Midnight News Update – Jul 24th 2017
Avenue Supermarts (the owner of the D-Mart brand) reported a 47% rise in Q1 net profits to Rs. 174.77 crore. Total income for the quarter was 36% higher at Rs.3621 crore. The EBITDA margins have fallen marginally by 40% but that is more temporary in nature. The EPS for the quarter works out to Rs.2.80. So at an annualized EPS of Rs.12-13, the stock approximately quotes at a P/E of 70 times rolling earnings, which is among the most expensive in the retail space anywhere in the world. The shares have already appreciated over 200% since the stock listed just about 4 months ago.
Amtek Auto, one of the 12 companies that are under the RBI directed insolvency proceedings, has reported a wider loss for the quarter at Rs.889 crore for the first quarter of the current fiscal compared to a loss of Rs.320 crore in the corresponding period last year. Even revenues for the quarter were down by over 25% at Rs.424 crore. The company reported an exceptional loss of Rs.505 crore in the quarter due to markdown of inventory since it may not be usable in the light of the company’s reduced production capacity currently. EBITDA margins have cracked from 15% to just a tad above 8%.
The CAG has pointed out that 6 major telecom operators had understated revenues by Rs.61,000 crore over a period of 5 years, resulting in short payment of taxes to the tune of Rs.7700 crore to the government of India. Additionally, the CAG has also pointed that an additional sum of Rs.4531 crore was also due from these companies in the form of interest. This was done through accounting adjustments for discounts and commissions paid to distributors as well as through promotional schemes like free talk-time and discounts. Revenue was also netted by revenues from infrastructure sharing.
Mr. Arun Jaitley has pointed out that the combination of demonetization and GST implementation will make cash transactions extremely difficult. This will mean greater compliance and a wider tax net. One of the basic outcomes of these two exercises was greater digitization of money, which in itself has been a corruption compressor. The government has also clamped down on P-Notes which were being used by Indians for round tripping of funds, by making the P-Note norms more stringent and the route more expensive. The result has also been a massive shift of household savings into financial assets.
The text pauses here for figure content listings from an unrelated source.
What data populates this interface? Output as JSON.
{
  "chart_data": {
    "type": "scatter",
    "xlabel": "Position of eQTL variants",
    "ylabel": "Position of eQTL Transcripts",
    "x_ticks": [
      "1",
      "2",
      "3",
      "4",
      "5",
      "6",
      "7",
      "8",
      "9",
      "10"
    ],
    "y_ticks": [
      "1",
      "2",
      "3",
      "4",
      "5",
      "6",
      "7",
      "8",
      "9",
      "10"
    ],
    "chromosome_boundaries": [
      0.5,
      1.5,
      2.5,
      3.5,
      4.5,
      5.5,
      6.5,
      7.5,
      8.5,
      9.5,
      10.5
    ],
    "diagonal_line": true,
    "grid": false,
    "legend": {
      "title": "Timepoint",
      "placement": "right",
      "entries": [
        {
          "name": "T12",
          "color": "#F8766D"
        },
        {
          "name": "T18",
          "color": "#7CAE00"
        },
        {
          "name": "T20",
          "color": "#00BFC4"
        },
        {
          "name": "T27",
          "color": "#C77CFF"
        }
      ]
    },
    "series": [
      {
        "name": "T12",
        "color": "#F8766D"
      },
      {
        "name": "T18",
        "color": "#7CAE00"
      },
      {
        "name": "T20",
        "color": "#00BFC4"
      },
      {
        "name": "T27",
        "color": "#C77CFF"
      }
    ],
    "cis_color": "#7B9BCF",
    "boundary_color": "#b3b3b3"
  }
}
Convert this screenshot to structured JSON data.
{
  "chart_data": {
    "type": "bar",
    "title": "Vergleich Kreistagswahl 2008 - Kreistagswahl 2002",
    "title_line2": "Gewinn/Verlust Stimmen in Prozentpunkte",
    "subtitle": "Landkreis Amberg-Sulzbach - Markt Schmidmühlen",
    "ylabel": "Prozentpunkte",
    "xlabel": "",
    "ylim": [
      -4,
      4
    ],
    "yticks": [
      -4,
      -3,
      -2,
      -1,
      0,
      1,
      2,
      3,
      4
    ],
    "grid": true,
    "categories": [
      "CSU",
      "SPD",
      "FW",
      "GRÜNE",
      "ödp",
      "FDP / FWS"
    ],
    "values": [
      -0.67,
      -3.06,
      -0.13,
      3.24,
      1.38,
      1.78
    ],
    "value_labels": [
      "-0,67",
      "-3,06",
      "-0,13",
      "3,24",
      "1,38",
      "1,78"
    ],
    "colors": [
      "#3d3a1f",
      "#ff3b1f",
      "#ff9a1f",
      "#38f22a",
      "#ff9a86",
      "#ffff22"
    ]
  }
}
Having taken over at the helm of Tata Sons, one of the first focus areas for N Chandrasekharan will be prune the Tata portfolio of businesses. While the group has a total revenue base of over $100 billion and a total market cap of nearly $110 billion, the stakes are dominated by just a handful companies like TCS, Tata Motors, Tata Steel and Titan. In fact, almost the entire profitability of the group comes from TCS and the JLR division of Tata Motors. The focus of the Tata Group under Chandra will be to prune the portfolio of businesses, consolidate where it appropriate and focus more on ROI and shareholder value creation. One of the first steps could be to integrate all the IT and technology related initiatives under the TCS banner. Tata Sons has already brought in a high-profile core team for the task.
Oil prices globally made a sharp down move after the OPEC reported that the July supply will be the highest in the year at about 33 million barrels per day (bpd). Both Saudi Arabia and Nigeria are increasing shipments raising fears over a glut in the market. This is already raising questions over the logic of the 1.8 million bpd production that OPEC and Russia have already undertaken. Oil prices have been stuck below the $50/bbl mark due to this oversupply worry. Markets were already under pressure due to the pressure applied by shale supply, where the US has also sharply reduced its break-even level.